At the other end of the spectrum of possibilities, it might develop that no affirmative action would be taken by either the Security Council or the General Assembly to provide for proper discharge of the Secretary-General’s functions. In this situation, the United Nations Secretariat and the United Nations operations in the Congo as well as the United Nations Emergency Force would be without an effective directing head. In practical terms, if this did not lead to disintegration of the United Nations, it would produce a de facto troika arrangement.

Between these extremes lie other possibilities with varying degrees of acceptability. Our delegation in New York has been instructed to seek adoption of a General Assembly resolution which would invest a single competent individual with the functions of Secretary-General provisionally until a new Secretary-General is regularly appointed by the Assembly upon recommendation of the Security Council. We are satisfied of the legal validity of this procedure within the United Nations constitutional structure. In this connection, it is reported that Ambassador Boland, of Ireland, and his neutral group have agreed on the following principles:

(1)
A single individual should be named;
(2)
He should be able to discharge on a provisional basis the functions of Secretary-General;
(3)
The designation of the individual should be made promptly and by the General Assembly alone; and
(4)
This should be done despite Soviet opposition.

Another and clearly less satisfactory possibility would be a General Assembly resolution inviting a named individual “to assume for the time being the direction of the Secretariat”. This formula has been advanced by [Page 392] Ambassador Boland as an alternative.
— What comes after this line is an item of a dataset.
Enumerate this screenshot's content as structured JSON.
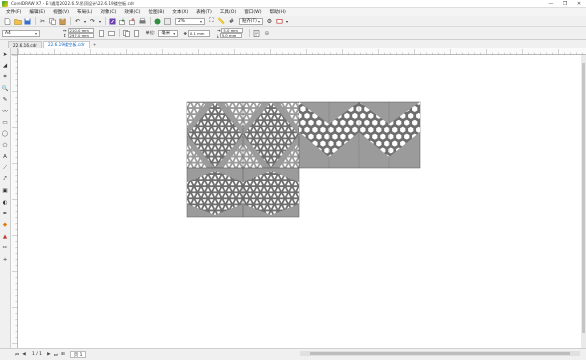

Such a formula would appear to omit from the individual’s mandate the Charter functions of the Secretary-General other than his capacity as chief administrative officer and also the functions of the Secretary-General under a number of Security Council and General Assembly resolutions dealing with such important matters as the Congo. The formula would be improved to some extent by the addition, as proposed by our delegation in New York, of the words “with the functions set forth in Chapter XV of the Charter”. The obvious ambiguities remaining if this kind of language were to be adopted would be ameliorated if Ambassador Boland and other delegates were to state, in explanation of the proposed resolution before the General Assembly, that it was designed to give the named individuals all the functions of the Secretary-General on an interim basis.

We have asked the United States Mission in New York to make as firm a stand as possible, in the complex and difficult tactical situation that prevails there, in favor of language which would invest the person who is provisionally appointed with all the functions and powers he needs—which is to say the functions and powers that Dag Hammarskjold had. We are in hourly touch with the negotiations as they proceed and will check in with you when they reach the point when a final judgment about the United States position can be formulated.

George W. Ball
  1. Source: Kennedy Library, National Security Files, Subjects Series, United Nations (General), 9/61, Box 310. Confidential. A handwritten notation on the memorandum reads: “Taken frm 9/23 week-end book.”